Respiratory Research Division, Department of Medicine, Royal College of Surgeons in Ireland Education and Research Centre, Beaumont Hospital, Dublin, Ireland.
Int J Nanomedicine. 2013;8:3907-15. doi: 10.2147/IJN.S47551. Epub 2013 Oct 11.
Cystic fibrosis (CF) is an inherited disorder characterized by chronic airway inflammation. microRNAs (miRNAs) are endogenous small RNAs which act on messenger (m) RNA at a post transcriptional level, and there is a growing understanding that altered expression of miRNA is involved in the CF phenotype. Modulation of miRNA by replacement using miRNA mimics (premiRs) presents a new therapeutic paradigm for CF, but effective and safe methods of delivery to the CF epithelium are limiting clinical translation.
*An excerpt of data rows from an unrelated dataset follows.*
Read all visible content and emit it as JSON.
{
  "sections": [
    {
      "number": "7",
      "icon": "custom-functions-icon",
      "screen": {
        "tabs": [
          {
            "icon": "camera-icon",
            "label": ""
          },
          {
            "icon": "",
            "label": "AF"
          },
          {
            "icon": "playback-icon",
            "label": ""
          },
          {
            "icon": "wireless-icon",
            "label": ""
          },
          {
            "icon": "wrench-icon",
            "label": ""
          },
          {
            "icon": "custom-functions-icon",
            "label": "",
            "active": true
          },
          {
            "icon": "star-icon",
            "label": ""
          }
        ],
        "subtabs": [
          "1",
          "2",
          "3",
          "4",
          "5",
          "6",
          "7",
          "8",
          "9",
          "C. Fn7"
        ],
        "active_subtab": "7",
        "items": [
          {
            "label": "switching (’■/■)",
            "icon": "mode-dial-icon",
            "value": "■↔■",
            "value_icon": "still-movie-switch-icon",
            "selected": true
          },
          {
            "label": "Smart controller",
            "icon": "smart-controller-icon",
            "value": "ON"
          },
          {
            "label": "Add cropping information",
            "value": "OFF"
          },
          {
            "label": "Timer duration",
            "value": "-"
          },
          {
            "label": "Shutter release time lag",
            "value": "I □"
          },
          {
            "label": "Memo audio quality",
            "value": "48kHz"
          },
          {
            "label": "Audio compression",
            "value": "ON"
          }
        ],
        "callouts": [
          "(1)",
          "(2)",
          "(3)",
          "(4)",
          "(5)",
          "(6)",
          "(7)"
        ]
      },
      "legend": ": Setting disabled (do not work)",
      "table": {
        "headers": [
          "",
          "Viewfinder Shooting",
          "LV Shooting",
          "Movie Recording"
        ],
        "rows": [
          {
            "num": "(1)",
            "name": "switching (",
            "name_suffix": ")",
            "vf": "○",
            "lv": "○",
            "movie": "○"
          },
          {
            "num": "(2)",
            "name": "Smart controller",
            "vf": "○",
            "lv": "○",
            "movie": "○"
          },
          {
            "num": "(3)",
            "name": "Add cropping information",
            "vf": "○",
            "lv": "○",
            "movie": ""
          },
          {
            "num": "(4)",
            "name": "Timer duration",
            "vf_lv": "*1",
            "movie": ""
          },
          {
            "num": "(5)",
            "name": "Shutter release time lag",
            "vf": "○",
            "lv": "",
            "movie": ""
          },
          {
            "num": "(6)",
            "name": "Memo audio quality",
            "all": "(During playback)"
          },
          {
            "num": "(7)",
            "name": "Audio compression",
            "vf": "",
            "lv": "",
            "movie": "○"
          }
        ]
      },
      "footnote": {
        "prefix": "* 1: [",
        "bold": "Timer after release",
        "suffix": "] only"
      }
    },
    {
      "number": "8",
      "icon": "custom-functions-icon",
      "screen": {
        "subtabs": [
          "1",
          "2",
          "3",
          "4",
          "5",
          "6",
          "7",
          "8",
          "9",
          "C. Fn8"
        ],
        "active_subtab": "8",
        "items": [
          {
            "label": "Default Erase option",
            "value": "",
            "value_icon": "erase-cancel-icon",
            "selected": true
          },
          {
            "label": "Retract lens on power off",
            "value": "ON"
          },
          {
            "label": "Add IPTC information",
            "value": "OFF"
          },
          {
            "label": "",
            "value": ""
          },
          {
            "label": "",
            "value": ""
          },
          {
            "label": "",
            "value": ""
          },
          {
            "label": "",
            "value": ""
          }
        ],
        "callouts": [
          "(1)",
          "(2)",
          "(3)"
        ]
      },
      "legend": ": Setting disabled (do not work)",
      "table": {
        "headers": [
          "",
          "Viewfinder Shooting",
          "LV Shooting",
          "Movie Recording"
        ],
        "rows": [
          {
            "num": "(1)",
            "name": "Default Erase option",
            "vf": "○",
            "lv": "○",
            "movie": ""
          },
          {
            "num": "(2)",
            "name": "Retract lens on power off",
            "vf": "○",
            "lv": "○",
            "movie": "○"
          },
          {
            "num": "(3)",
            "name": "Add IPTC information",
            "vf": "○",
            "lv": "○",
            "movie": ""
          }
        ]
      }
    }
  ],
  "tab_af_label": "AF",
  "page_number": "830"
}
Herein, polymeric nanoparticles are investigated for delivery of miRNA mimics into CF airway epithelial cells, using miR-126 as a proof-of-concept premiR cargo to determine efficiency. Two polymers, polyethyleneimine (PEI) and chitosan, were used to prepare miRNA nanomedicines, characterized for their size, surface (zeta) potential, and RNA complexation efficiency, and screened for delivery and cytotoxicity in CFBE41o- (human F508del cystic fibrosis transmembrane conductance regulator bronchial epithelial) cells using a novel high content analysis method. RNA extraction was carried out 24 hours post transfection, and miR-126 and TOM1 (target of Myb1) expression (a validated miR-126 target) was assessed. Manufacture was optimized to produce small nanoparticles that effectively complexed miRNA. Using high content analysis, PEI-based nanoparticles were more effective than chitosan-based nanoparticles in facilitating uptake of miRNA into CFBE41o- cells and this was confirmed in miR-126 assays. PEI-premiR-126 nanoparticles at low nitrogen/phosphate (N/P) ratios resulted in significant knockdown of TOM1 in CFBE41o- cells, with the most significant reduction of 66% in TOM1 expression elicited at an N/P ratio of 1:1 while chitosan-based miR-126 nanomedicines failed to facilitate statistically significant knockdown of TOM1 and both nanoparticles appeared relatively nontoxic. miRNA nanomedicine uptake can be qualitatively and quantitatively assessed rapidly by high content analysis and is highly polymer-dependent but, interestingly, there is not a direct correlation between the levels of miRNA uptake and the downstream gene knockdown. Polymeric nanoparticles can deliver premiRs effectively to CFBEs in order to modulate gene expression but must be tailored specifically for miRNA delivery.
囊性纤维化 (CF) 是一种遗传性疾病,其特征为慢性气道炎症。微小 RNA (miRNA) 是一种内源性的小分子 RNA,可在信使 (m) RNA 的转录后水平上发挥作用,越来越多的研究表明 miRNA 的表达改变与 CF 表型有关。使用 miRNA 模拟物 (premiRs) 对 miRNA 进行调节为 CF 提供了一种新的治疗范例,但将其递送到 CF 上皮的有效和安全方法限制了临床转化。本文研究了聚合物纳米粒子在 CF 气道上皮细胞中递送 miRNA 模拟物的作用,使用 miR-126 作为证明概念的 premiR 货物来确定效率。使用聚乙烯亚胺 (PEI) 和壳聚糖两种聚合物来制备 miRNA 纳米药物,对其粒径、表面 (zeta) 电位和 RNA 复合效率进行了表征,并使用新型高内涵分析方法筛选 CFBE41o- (人 F508del 囊性纤维化跨膜电导调节子支气管上皮) 细胞中的递送和细胞毒性。转染后 24 小时提取 RNA,并评估 miR-126 和 TOM1(Myb1 靶标)的表达(miR-126 的验证靶标)。通过优化制造工艺,生产出能有效复合 miRNA 的小纳米颗粒。使用高内涵分析,PEI 基纳米颗粒比壳聚糖基纳米颗粒更有效地促进 CFBE41o-细胞摄取 miRNA,在 miR-126 测定中得到了证实。在低氮/磷 (N/P) 比下,PEI-premiR-126 纳米颗粒可显著降低 CFBE41o-细胞中的 TOM1 表达,在 N/P 比为 1:1 时,TOM1 表达的降低最为显著,达到 66%,而壳聚糖基 miR-126 纳米药物则未能显著降低 TOM1 的表达,两种纳米颗粒的细胞毒性都相对较低。高内涵分析可快速定性和定量评估 miRNA 纳米药物的摄取情况,高度依赖于聚合物,但有趣的是,miRNA 摄取水平与下游基因敲低之间没有直接的相关性。聚合物纳米颗粒可以有效地将 premiRs 递送到 CFBE 中以调节基因表达,但必须针对 miRNA 递送来进行专门设计。